When you pull a string tight, does its song go high or low?
Pluck a string and it shivers and sings… that little wiggle is its song. A loose, floppy string wiggles slow and low. Now watch — we are going to turn the peg and pull it tight, tight, tight. What will happen to its song? Ready to guess… will it go up high, or down low?
After you watchWhen you pull a string tight, does its song go high or low?
The short answer
When you pull a string tighter, its song goes higher. A tight string wiggles back and forth faster, and faster wiggles make a higher note. A loose string wiggles slowly, so it sings a low note.
Try this next
- What if you keep the string the same tightness, but pluck it really hard? Guess first: hard pluck — higher note, or just louder? Then twang a tight rubber band softly and then hard, and listen for whether the note climbs or just gets loud.
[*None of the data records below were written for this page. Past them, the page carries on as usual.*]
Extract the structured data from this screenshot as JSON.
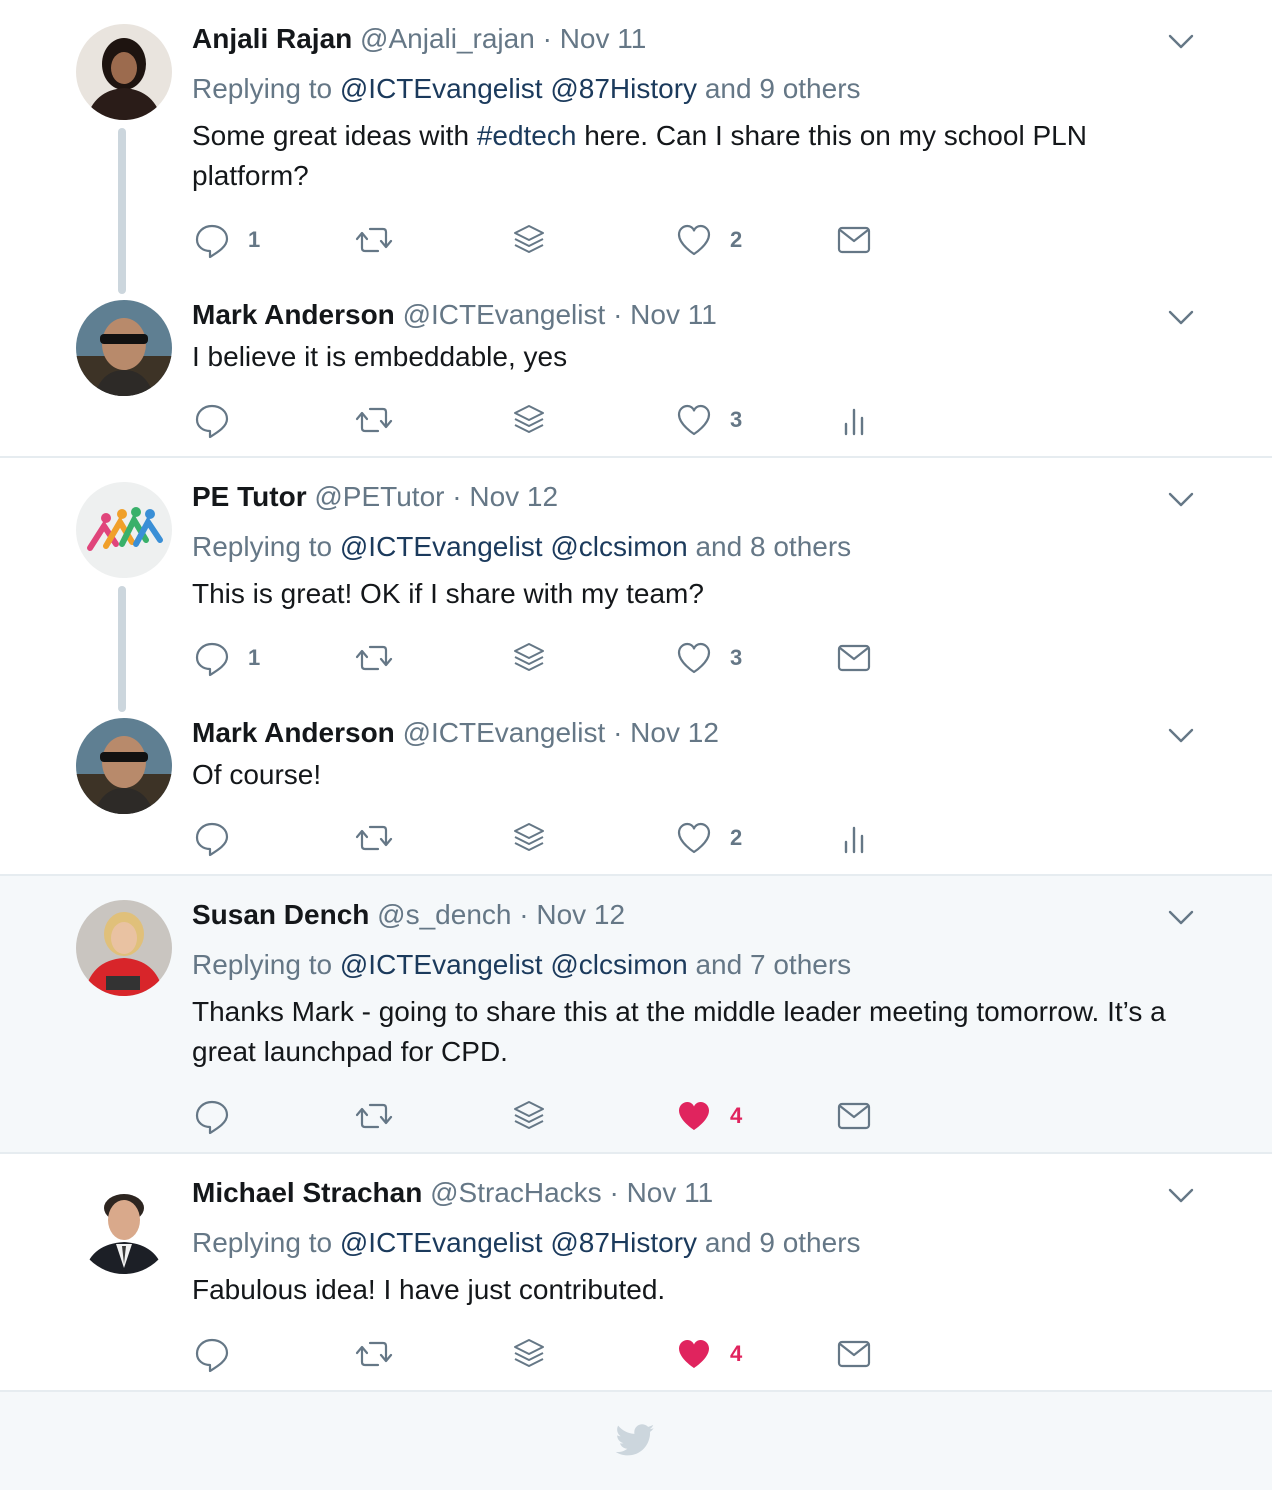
{
  "colors": {
    "accent_link": "#1b3a5c",
    "muted": "#657786",
    "like_active": "#e0245e",
    "divider": "#e6ecf0",
    "highlight_bg": "#f5f8fa"
  },
  "tweets": [
    {
      "name": "Anjali Rajan",
      "handle": "@Anjali_rajan",
      "dot": "·",
      "date": "Nov 11",
      "reply_prefix": "Replying to",
      "reply_handles": "@ICTEvangelist @87History",
      "reply_and": "and",
      "reply_others": "9 others",
      "text_before": "Some great ideas with ",
      "hashtag": "#edtech",
      "text_after": " here. Can I share this on my school PLN platform?",
      "reply_count": "1",
      "like_count": "2",
      "avatar_icon": "avatar-photo-anjali",
      "last_icon": "envelope-icon"
    },
    {
      "name": "Mark Anderson",
      "handle": "@ICTEvangelist",
      "dot": "·",
      "date": "Nov 11",
      "text": "I believe it is embeddable, yes",
      "reply_count": "",
      "like_count": "3",
      "avatar_icon": "avatar-photo-mark",
      "last_icon": "analytics-icon"
    },
    {
      "name": "PE Tutor",
      "handle": "@PETutor",
      "dot": "·",
      "date": "Nov 12",
      "reply_prefix": "Replying to",
      "reply_handles": "@ICTEvangelist @clcsimon",
      "reply_and": "and",
      "reply_others": "8 others",
      "text": "This is great! OK if I share with my team?",
      "reply_count": "1",
      "like_count": "3",
      "avatar_icon": "avatar-logo-petutor",
      "last_icon": "envelope-icon"
    },
    {
      "name": "Mark Anderson",
      "handle": "@ICTEvangelist",
      "dot": "·",
      "date": "Nov 12",
      "text": "Of course!",
      "reply_count": "",
      "like_count": "2",
      "avatar_icon": "avatar-photo-mark",
      "last_icon": "analytics-icon"
    },
    {
      "name": "Susan Dench",
      "handle": "@s_dench",
      "dot": "·",
      "date": "Nov 12",
      "reply_prefix": "Replying to",
      "reply_handles": "@ICTEvangelist @clcsimon",
      "reply_and": "and",
      "reply_others": "7 others",
      "text": "Thanks Mark - going to share this at the middle leader meeting tomorrow. It’s a great launchpad for CPD.",
      "reply_count": "",
      "like_count": "4",
      "liked": true,
      "avatar_icon": "avatar-photo-susan",
      "last_icon": "envelope-icon"
    },
    {
      "name": "Michael Strachan",
      "handle": "@StracHacks",
      "dot": "·",
      "date": "Nov 11",
      "reply_prefix": "Replying to",
      "reply_handles": "@ICTEvangelist @87History",
      "reply_and": "and",
      "reply_others": "9 others",
      "text": "Fabulous idea! I have just contributed.",
      "reply_count": "",
      "like_count": "4",
      "liked": true,
      "avatar_icon": "avatar-photo-michael",
      "last_icon": "envelope-icon"
    }
  ],
  "footer": {
    "icon": "twitter-bird-icon"
  }
}
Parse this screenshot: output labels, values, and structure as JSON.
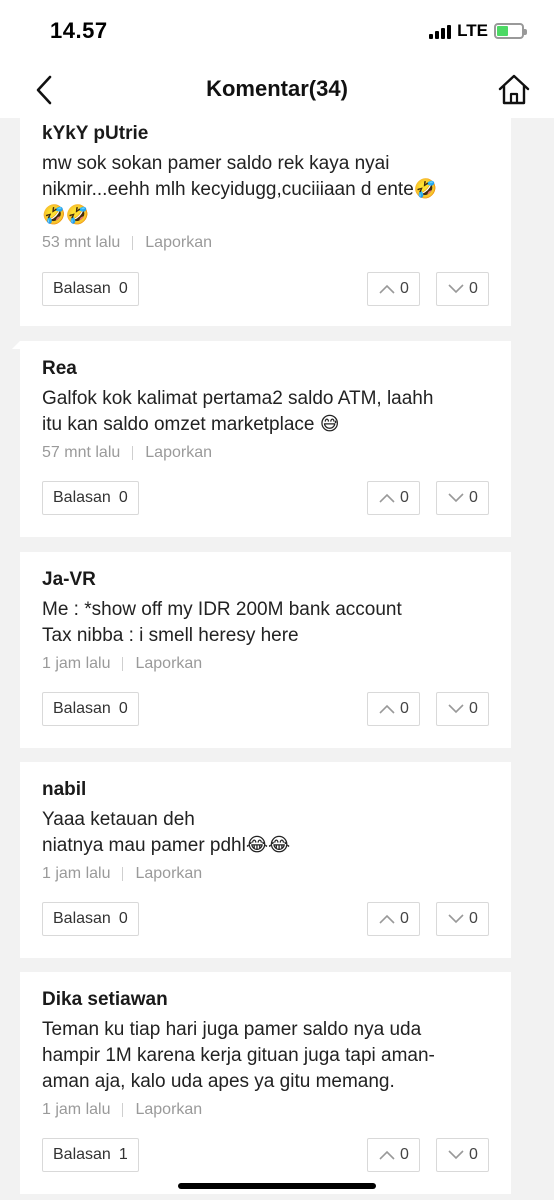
{
  "status_bar": {
    "time": "14.57",
    "network": "LTE",
    "icons": [
      "signal-icon",
      "battery-charging-icon"
    ]
  },
  "nav": {
    "title": "Komentar(34)",
    "icons": [
      "back-chevron-icon",
      "home-icon"
    ]
  },
  "reply_label": "Balasan",
  "comments": [
    {
      "author": "kYkY pUtrie",
      "text": "mw sok sokan pamer saldo rek kaya nyai\nnikmir...eehh mlh kecyidugg,cuciiiaan d ente🤣\n🤣🤣",
      "time": "53 mnt lalu",
      "report": "Laporkan",
      "replies": "0",
      "upvotes": "0",
      "downvotes": "0"
    },
    {
      "author": "Rea",
      "text": "Galfok kok kalimat pertama2 saldo ATM, laahh\nitu kan saldo omzet marketplace 😅",
      "time": "57 mnt lalu",
      "report": "Laporkan",
      "replies": "0",
      "upvotes": "0",
      "downvotes": "0"
    },
    {
      "author": "Ja-VR",
      "text": "Me : *show off my IDR 200M bank account\nTax nibba : i smell heresy here",
      "time": "1 jam lalu",
      "report": "Laporkan",
      "replies": "0",
      "upvotes": "0",
      "downvotes": "0"
    },
    {
      "author": "nabil",
      "text": "Yaaa ketauan deh\nniatnya mau pamer pdhl😂😂",
      "time": "1 jam lalu",
      "report": "Laporkan",
      "replies": "0",
      "upvotes": "0",
      "downvotes": "0"
    },
    {
      "author": "Dika setiawan",
      "text": "Teman ku tiap hari juga pamer saldo nya uda\nhampir 1M karena kerja gituan juga tapi aman-\naman aja, kalo uda apes ya gitu memang.",
      "time": "1 jam lalu",
      "report": "Laporkan",
      "replies": "1",
      "upvotes": "0",
      "downvotes": "0"
    }
  ],
  "colors": {
    "background": "#f2f2f2",
    "card": "#ffffff",
    "muted_text": "#9a9a9a",
    "border": "#d9d9d9",
    "battery": "#4cd964"
  }
}
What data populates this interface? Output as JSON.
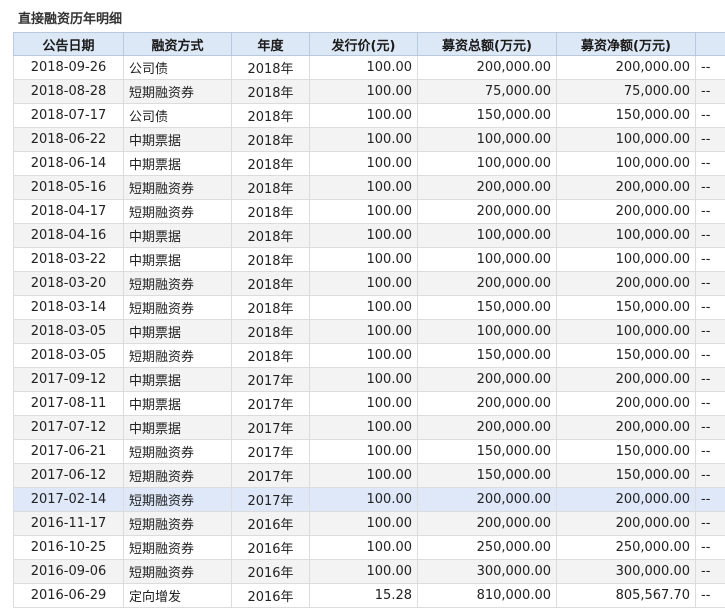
{
  "title": "直接融资历年明细",
  "columns": [
    "公告日期",
    "融资方式",
    "年度",
    "发行价(元)",
    "募资总额(万元)",
    "募资净额(万元)",
    ""
  ],
  "rows": [
    [
      "2018-09-26",
      "公司债",
      "2018年",
      "100.00",
      "200,000.00",
      "200,000.00",
      "--"
    ],
    [
      "2018-08-28",
      "短期融资券",
      "2018年",
      "100.00",
      "75,000.00",
      "75,000.00",
      "--"
    ],
    [
      "2018-07-17",
      "公司债",
      "2018年",
      "100.00",
      "150,000.00",
      "150,000.00",
      "--"
    ],
    [
      "2018-06-22",
      "中期票据",
      "2018年",
      "100.00",
      "100,000.00",
      "100,000.00",
      "--"
    ],
    [
      "2018-06-14",
      "中期票据",
      "2018年",
      "100.00",
      "100,000.00",
      "100,000.00",
      "--"
    ],
    [
      "2018-05-16",
      "短期融资券",
      "2018年",
      "100.00",
      "200,000.00",
      "200,000.00",
      "--"
    ],
    [
      "2018-04-17",
      "短期融资券",
      "2018年",
      "100.00",
      "200,000.00",
      "200,000.00",
      "--"
    ],
    [
      "2018-04-16",
      "中期票据",
      "2018年",
      "100.00",
      "100,000.00",
      "100,000.00",
      "--"
    ],
    [
      "2018-03-22",
      "中期票据",
      "2018年",
      "100.00",
      "100,000.00",
      "100,000.00",
      "--"
    ],
    [
      "2018-03-20",
      "短期融资券",
      "2018年",
      "100.00",
      "200,000.00",
      "200,000.00",
      "--"
    ],
    [
      "2018-03-14",
      "短期融资券",
      "2018年",
      "100.00",
      "150,000.00",
      "150,000.00",
      "--"
    ],
    [
      "2018-03-05",
      "中期票据",
      "2018年",
      "100.00",
      "100,000.00",
      "100,000.00",
      "--"
    ],
    [
      "2018-03-05",
      "短期融资券",
      "2018年",
      "100.00",
      "150,000.00",
      "150,000.00",
      "--"
    ],
    [
      "2017-09-12",
      "中期票据",
      "2017年",
      "100.00",
      "200,000.00",
      "200,000.00",
      "--"
    ],
    [
      "2017-08-11",
      "中期票据",
      "2017年",
      "100.00",
      "200,000.00",
      "200,000.00",
      "--"
    ],
    [
      "2017-07-12",
      "中期票据",
      "2017年",
      "100.00",
      "200,000.00",
      "200,000.00",
      "--"
    ],
    [
      "2017-06-21",
      "短期融资券",
      "2017年",
      "100.00",
      "150,000.00",
      "150,000.00",
      "--"
    ],
    [
      "2017-06-12",
      "短期融资券",
      "2017年",
      "100.00",
      "150,000.00",
      "150,000.00",
      "--"
    ],
    [
      "2017-02-14",
      "短期融资券",
      "2017年",
      "100.00",
      "200,000.00",
      "200,000.00",
      "--"
    ],
    [
      "2016-11-17",
      "短期融资券",
      "2016年",
      "100.00",
      "200,000.00",
      "200,000.00",
      "--"
    ],
    [
      "2016-10-25",
      "短期融资券",
      "2016年",
      "100.00",
      "250,000.00",
      "250,000.00",
      "--"
    ],
    [
      "2016-09-06",
      "短期融资券",
      "2016年",
      "100.00",
      "300,000.00",
      "300,000.00",
      "--"
    ],
    [
      "2016-06-29",
      "定向增发",
      "2016年",
      "15.28",
      "810,000.00",
      "805,567.70",
      "--"
    ]
  ],
  "selected_row": 18
}
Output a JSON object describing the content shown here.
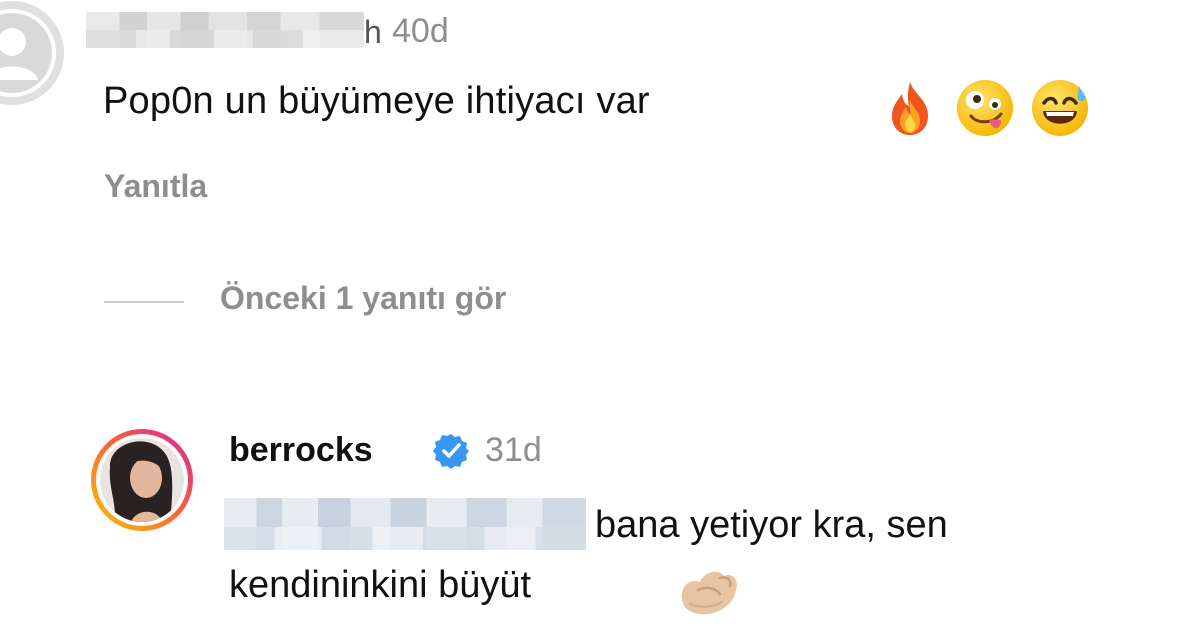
{
  "top_comment": {
    "username_tail": "h",
    "timestamp": "40d",
    "text": "Pop0n un büyümeye ihtiyacı var",
    "emojis": [
      "fire-emoji",
      "zany-face-emoji",
      "sweat-smile-emoji"
    ],
    "reply_label": "Yanıtla",
    "view_previous_label": "Önceki 1 yanıtı gör"
  },
  "reply": {
    "username": "berrocks",
    "verified": true,
    "timestamp": "31d",
    "text_line1": "bana yetiyor kra, sen",
    "text_line2": "kendininkini büyüt",
    "emoji": "pinching-hand-emoji"
  },
  "colors": {
    "primary_text": "#111111",
    "secondary_text": "#8e8e8e",
    "verified_blue": "#3897f0",
    "story_ring_start": "#f9c700",
    "story_ring_end": "#d6249f"
  }
}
- What if one string is fat and heavy and the other is thin? Guess which one sings lower, then ping a thick rubber band and a thin one stretched the same amount and listen for the deeper twang.
The whole story
How it works
Pluck a string and it shivers from side to side, over and over — that wiggling is the sound you hear. Pulling the string tight makes it snap back to the middle faster, so it does more wiggles each second, and lots of fast wiggles is a high note. Letting it go loose lets it flop back slowly, with only a few wiggles each second, so it sings a low note.
What people get wrong
Lots of little kids think the loud, big twang must be the high note. But how big the string swings is how LOUD it is, not how high. The note only climbs when the wiggle gets faster — and tightening the string is what speeds the wiggle up.
The catch
Tightening a string makes the note climb, but you cannot pull forever — pull too hard and the string snaps. Let it go floppy and the note drops low, but too loose and it just buzzes and flops instead of singing.
Questions kids ask
Why does a tighter string make a higher sound?
Because a tight string snaps back to the middle faster, so it wiggles more times each second. More fast wiggles makes a higher note.
Does plucking harder make a higher note?
No. Plucking harder makes a bigger, louder twang, but the note stays the same. The note only goes higher when the wiggle gets faster, like when you tighten the string.
What makes the song sing at all?
The wiggling string pushes the air back and forth, and that wiggling air is the sound your ears hear. Fast wiggles sound high, slow wiggles sound low.
Talk about it
- Before we pull it tight — what's your guess: will the song go up high or down low?
- Can you make the highest squeaky note, then the lowest rumbly note, with the same string?
- We made it sing high and then low. What did we change each time to do it?
For grown-ups
A string's pitch is its fundamental frequency, roughly f ≈ (1/2L)·√(T/μ). Raising the tension T increases the restoring force, so the string oscillates faster and the pitch rises (frequency grows with the square root of tension). How hard you pluck sets the amplitude — the loudness — not the pitch.
Keep going
What else makes you wonder?
- What if you let the string go loose again — does the song slide back down low?
- Your voice can sing high or low too. What gets tighter inside you when you go up high?
- A drum has no string to pull tight. So what makes a drum sound deep or thumpy?